As parents, we all want what’s best for our kids. And the simple reality is that a child’s financial education has a huge impact on their future success and security in life. One smart way to start is by opening a custodial account in your child’s name. This guide explains how custodial accounts work, the pros and cons, and what happens when your child turns 18.

What is a custodial account?

A custodial account is a financial account created by an adult for a minor. The adult (known as the “custodian”) manages the account until the child reaches the age of majority (usually 18 or 21, depending on the state).

The money or assets in the account legally belong to the child. That means once they’re old enough, they’ll get full control. Until then, you can manage the account, invest funds, and use the money for expenses that benefit your child.

How custodial accounts work

So, how does a custodial account actually work in day-to-day life? Here’s a quick breakdown of what to expect, from who owns the money to how (and when) it can be used.

Ownership

The adult listed on the account (usually a parent or guardian) is in charge of managing it. But from day one, the money in the account belongs to the child. You're just handling it until they’re old enough to take over.

Contributions

Anyone can chip in, including parents, grandparents, and even generous family friends. But once the money goes in, it’s considered a gift that can’t be taken back. That means all contributions are permanent.

Withdrawals

You can use the money while your child is still a minor, but only for things that benefit them, like school supplies, extracurriculars, camp, or medical expenses. 

Taxes

Any earnings (like interest, dividends, or capital gains) are taxed under your child’s Social Security number. If those earnings are high enough, the IRS may apply what's called the “kiddie tax.” If you're contributing a lot or investing aggressively, it’s worth checking in with a tax pro.

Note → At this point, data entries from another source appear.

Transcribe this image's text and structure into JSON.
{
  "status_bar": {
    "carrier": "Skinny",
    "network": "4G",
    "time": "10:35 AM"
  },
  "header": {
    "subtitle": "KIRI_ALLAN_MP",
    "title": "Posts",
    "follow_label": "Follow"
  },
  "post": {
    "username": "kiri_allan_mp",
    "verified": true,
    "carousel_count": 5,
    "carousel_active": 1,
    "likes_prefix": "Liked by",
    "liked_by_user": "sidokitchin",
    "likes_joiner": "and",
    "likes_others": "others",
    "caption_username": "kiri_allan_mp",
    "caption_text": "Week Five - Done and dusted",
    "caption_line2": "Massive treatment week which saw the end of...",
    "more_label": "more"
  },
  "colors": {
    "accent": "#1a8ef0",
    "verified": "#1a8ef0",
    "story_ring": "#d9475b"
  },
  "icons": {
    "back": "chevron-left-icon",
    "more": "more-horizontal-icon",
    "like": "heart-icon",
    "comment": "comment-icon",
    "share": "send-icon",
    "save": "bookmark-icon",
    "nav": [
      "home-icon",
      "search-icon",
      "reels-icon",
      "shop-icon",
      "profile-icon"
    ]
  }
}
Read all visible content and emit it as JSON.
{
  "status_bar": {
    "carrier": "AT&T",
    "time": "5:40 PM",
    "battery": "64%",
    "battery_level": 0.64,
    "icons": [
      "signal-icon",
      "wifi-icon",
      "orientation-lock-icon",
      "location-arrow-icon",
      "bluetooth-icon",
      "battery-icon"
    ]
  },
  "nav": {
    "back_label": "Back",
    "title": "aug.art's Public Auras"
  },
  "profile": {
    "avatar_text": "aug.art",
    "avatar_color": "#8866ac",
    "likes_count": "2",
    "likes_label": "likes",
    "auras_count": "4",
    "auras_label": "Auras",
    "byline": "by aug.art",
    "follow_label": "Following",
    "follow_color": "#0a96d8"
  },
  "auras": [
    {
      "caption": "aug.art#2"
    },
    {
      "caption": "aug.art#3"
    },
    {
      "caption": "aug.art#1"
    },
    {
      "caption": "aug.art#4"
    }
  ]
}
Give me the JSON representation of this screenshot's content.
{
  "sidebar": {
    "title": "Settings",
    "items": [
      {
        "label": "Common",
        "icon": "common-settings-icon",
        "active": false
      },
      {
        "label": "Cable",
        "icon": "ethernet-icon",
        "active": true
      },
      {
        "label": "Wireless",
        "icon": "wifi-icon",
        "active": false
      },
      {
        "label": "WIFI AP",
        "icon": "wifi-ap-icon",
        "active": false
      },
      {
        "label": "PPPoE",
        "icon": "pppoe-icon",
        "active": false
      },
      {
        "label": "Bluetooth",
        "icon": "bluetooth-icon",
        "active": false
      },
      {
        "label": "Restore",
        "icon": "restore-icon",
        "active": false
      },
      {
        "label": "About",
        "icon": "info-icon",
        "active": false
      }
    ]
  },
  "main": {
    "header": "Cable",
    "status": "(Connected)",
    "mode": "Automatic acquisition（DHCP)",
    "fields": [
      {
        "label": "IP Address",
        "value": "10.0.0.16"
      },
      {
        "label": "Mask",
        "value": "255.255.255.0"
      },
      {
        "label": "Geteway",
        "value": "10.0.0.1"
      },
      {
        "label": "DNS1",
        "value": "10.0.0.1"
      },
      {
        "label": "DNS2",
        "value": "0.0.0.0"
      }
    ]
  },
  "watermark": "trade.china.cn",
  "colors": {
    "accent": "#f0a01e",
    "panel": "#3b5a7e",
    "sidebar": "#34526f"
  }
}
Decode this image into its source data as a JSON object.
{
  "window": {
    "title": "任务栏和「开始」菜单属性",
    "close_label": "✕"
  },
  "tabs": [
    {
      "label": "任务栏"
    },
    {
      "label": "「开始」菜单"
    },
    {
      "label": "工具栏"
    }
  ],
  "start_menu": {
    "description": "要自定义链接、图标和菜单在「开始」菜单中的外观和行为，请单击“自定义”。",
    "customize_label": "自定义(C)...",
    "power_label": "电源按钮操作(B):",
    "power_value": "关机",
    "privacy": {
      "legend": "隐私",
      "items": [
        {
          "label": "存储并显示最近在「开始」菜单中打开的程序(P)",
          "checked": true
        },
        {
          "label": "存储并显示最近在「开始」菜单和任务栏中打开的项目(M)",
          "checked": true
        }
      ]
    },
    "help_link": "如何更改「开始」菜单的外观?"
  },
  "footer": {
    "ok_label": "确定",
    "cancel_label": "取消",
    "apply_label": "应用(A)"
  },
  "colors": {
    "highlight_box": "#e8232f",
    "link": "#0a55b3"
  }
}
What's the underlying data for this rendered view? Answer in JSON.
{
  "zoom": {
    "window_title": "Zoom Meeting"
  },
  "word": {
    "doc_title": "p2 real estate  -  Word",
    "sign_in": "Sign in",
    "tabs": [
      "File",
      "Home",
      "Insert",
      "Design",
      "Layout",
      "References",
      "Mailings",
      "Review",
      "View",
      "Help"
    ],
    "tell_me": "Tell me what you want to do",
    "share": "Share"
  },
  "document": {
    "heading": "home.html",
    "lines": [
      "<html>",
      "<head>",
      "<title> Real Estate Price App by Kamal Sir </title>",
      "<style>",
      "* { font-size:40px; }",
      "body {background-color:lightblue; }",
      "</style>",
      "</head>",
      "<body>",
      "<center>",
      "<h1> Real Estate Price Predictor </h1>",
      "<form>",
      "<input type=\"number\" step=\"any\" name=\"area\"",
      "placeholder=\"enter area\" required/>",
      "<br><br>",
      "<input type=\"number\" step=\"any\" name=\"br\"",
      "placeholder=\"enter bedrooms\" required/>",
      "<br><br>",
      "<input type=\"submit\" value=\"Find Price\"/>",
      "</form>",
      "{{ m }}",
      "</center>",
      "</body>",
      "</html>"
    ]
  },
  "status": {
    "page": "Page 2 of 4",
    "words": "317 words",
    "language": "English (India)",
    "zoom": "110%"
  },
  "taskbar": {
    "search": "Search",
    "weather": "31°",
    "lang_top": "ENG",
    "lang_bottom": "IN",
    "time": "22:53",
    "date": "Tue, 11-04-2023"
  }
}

Pros and cons of custodial accounts for parents

Like any financial tool, custodial accounts come with both benefits and trade-offs. Before you open one, it’s helpful to understand how they work in the long run, especially once your child takes control. Here's a look at the key pros and cons.

Pros

  • Easy to open. Custodial accounts are available through most banks and brokerages.

  • Flexible use. The funds can be used for any expense that benefits the child.

  • Financial education. They help kids learn about saving, investing, and ownership.

  • Gift-friendly. Great for grandparents or others looking to contribute to a child’s future.

Cons

  • Irrevocable gifts. Once the money’s in, it belongs to the child.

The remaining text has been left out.